We’ve reached a tower block at the top of the estate. He goes through a set of doors and down a bleach-smelling corridor towards a lift. I follow, practically snorting with determination. No way am I letting go now. I am double-sided Sellotape. I am No More Nails.
The lift is steel and way too small. He fills most of it. I plaster myself into the smallish corner that remains, and hope we aren’t going to break down halfway. Being stuck in a tiny space with the hottest guy I’ve ever met would be a nightmare.
‘You remind me of an angry squirrel,’ he says as we crank upwards. ‘You’re actually chittering.’
‘I bet you say that to all the girls,’ I snarl.
‘Not all of them,’ he says, looking at me consideringly. ‘Just the cute ones.’
Cute?
Oh my God. Right here and now, perhaps even before the lift has reached its destination, I have an opportunity to dust off my newly minted no-strings-attached approach, as perfected with Laurent in the summer sand dunes, and kiss this teatowel-wearing god.
Yay! woofs the Lust Labrador.
Don’t even, hisses the Cat of Mistrust.
I have always found that the big questions in life boil down to the Lust Labrador and the Cat of Mistrust. It’s a useful distinction. The Lust Labrador acts without thinking while the Cat of Mistrust does it the other way round. The Cat of Mistrust is a big thing with me and getting bigger all the time. I think Laurent was a weird one-off.
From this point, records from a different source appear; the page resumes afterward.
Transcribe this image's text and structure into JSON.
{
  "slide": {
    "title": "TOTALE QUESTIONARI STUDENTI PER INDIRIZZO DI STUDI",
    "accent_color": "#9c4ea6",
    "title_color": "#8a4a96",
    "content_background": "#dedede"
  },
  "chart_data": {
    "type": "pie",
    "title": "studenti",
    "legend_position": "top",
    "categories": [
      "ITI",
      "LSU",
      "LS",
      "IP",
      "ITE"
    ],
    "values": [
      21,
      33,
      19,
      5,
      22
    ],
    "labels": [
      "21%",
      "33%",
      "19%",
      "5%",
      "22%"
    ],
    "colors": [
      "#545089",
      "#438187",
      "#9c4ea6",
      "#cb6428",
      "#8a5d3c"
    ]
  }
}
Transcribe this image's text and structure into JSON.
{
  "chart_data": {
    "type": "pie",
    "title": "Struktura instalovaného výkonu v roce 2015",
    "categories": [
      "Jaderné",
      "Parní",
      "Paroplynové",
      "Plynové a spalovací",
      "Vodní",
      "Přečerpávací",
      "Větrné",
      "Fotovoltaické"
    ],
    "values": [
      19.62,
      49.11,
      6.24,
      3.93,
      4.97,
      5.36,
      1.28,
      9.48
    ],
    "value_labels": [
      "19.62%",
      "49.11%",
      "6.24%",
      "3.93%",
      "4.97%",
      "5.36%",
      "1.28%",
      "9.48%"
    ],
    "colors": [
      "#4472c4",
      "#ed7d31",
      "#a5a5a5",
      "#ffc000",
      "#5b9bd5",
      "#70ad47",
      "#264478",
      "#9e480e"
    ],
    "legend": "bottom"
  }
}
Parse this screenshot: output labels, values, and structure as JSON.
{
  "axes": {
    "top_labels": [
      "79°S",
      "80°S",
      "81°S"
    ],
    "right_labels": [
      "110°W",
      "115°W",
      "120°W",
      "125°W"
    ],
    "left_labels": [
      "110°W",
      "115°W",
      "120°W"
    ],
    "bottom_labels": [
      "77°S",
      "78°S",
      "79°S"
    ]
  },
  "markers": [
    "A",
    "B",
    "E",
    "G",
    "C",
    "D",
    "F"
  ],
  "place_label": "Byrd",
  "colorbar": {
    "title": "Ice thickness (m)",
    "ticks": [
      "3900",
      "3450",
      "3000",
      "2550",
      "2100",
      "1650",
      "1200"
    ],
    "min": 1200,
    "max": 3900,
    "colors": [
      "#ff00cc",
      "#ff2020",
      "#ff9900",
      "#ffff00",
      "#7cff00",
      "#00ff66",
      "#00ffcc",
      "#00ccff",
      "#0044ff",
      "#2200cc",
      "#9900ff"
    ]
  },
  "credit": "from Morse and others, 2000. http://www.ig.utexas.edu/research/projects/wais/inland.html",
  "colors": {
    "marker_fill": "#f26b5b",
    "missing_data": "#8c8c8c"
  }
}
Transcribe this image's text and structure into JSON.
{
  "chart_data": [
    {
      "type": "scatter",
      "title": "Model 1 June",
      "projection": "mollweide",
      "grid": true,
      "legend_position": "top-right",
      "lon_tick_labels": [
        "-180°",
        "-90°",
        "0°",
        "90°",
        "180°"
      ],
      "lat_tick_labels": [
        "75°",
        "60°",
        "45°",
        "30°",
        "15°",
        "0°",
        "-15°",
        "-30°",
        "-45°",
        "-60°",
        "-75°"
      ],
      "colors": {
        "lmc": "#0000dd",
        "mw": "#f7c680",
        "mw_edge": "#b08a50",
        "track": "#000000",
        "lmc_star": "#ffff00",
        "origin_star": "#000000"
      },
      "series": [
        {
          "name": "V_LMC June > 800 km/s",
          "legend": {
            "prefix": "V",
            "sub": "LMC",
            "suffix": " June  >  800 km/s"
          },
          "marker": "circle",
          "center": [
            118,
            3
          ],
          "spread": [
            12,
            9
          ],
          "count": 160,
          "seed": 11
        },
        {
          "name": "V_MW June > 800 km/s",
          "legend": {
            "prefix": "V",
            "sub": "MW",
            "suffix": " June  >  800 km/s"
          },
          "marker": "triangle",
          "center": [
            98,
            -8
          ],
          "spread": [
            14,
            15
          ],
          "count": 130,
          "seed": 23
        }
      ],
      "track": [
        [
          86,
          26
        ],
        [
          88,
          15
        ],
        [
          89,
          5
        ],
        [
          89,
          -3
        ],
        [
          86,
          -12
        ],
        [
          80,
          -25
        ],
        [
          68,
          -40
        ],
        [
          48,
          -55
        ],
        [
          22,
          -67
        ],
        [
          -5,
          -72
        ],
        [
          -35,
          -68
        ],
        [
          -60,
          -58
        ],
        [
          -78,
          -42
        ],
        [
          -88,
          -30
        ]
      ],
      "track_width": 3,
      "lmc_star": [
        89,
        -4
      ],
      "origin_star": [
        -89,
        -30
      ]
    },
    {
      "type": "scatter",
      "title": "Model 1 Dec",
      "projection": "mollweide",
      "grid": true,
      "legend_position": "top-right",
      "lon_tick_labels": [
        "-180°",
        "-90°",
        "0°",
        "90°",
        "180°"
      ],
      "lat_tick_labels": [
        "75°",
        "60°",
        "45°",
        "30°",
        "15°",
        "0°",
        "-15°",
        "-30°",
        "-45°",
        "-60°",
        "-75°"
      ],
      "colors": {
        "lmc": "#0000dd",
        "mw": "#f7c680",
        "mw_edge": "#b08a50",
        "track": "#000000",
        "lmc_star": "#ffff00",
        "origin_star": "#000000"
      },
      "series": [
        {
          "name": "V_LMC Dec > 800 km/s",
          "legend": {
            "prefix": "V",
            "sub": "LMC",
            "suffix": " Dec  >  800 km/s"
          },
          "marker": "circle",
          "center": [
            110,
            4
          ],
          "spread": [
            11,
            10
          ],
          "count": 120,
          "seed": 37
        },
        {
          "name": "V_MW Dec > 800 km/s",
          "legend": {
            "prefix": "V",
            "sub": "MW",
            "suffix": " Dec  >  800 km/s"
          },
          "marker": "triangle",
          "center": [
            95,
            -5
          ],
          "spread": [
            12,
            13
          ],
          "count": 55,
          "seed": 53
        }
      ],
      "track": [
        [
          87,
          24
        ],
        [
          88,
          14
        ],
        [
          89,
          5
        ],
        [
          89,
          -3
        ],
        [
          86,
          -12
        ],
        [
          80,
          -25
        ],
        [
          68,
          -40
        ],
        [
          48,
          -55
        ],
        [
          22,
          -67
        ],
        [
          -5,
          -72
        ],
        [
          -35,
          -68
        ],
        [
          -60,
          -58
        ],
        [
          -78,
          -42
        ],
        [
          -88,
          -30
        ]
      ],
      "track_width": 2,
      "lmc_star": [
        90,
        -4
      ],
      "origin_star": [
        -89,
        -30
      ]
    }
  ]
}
Beyond the lift, a corridor takes us to another door, a battered red one this time, and into an open-plan space stretching the width of the block and filled with the sweet smell of hash. The walls are painted a riot of different colours and long windows face the setting sun, which hangs low in a sky striped with oranges and reds and greys. Music is playing quietly somewhere; there are mirrors, and curtained-off areas, and a studio set-up with lights and a white backdrop and a camera on a tripod.
The place is full of people of different colours. Greens, golds, reds, blues and pinks, all swirled up together, some abstract and some not. There’s a girl with eyes like peacock feathers; a guy with a red snake around one thin arm; silver-skinned boys with r
ivets studding their chests. A red-haired girl in a black dress is poised over a boy’s bare back, painting a delicate set of angel wings on to his shoulder blades.
Jem goes to high-five a full-on jungle vine heading for the camera and the white backdrop.
‘If you smudge Sukhdev, I’ll murder you, Jem,’ says the red-haired girl, barely looking up. ‘He took me three hours.’
Jem lowers his hand, leaving the jungle vine hanging. ‘Anywhere free?’
‘There’s a space by the window. Light’s terrible so no one else wants it. ’Scuse me for not chatting but if I don’t keep my eyes down, these babies are going to turn into chicken wings. Kev! How’s the lighting?’
A big guy with a bullet hole painted through his cheek lowers his light-meter. ‘When are we getting blinds in here? Sunset keeps changing the readings.’
‘Take Sukh’s pictures as quick as you can then.’
‘Guys, this is Delilah,’ says Jem.
I lift my hand to say hello, forgetting that I am still holding my house keys. They fall with a clatter to the
paint-stained floor. The red-haired girl’s hand jumps, sending a feather shooting off at a strange angle across the ribcage of her canvas.
‘All that’s missing is the tambourine,’ she growls, dabbing at the splodge she has made.
I flush and scoop my keys up. ‘Sorry.’
‘Ignore Ella,’ Jem tells me, steering me on to a stool beside a tall mirror reflecting the swiftly changing
sky. ‘She’s brilliant and she lives here, so it pays to tolerate her moods.’
My curiosity wins over my embarrassment as I gaze around at all the activity. ‘What is this place?’
‘A body art collective. We paint each other most Thursdays.’ He points at his hairline. ‘The remains of this afternoon’s skull. I practise whenever I get the chance.’
That explains the teatowel, I realize.
He rubs his ear. ‘How did our first conversation go again?’
‘“What’s with the teatowel?” “It’s a teatowel.”’ A smirk is snaking across my face. I can feel it, wiggling in there.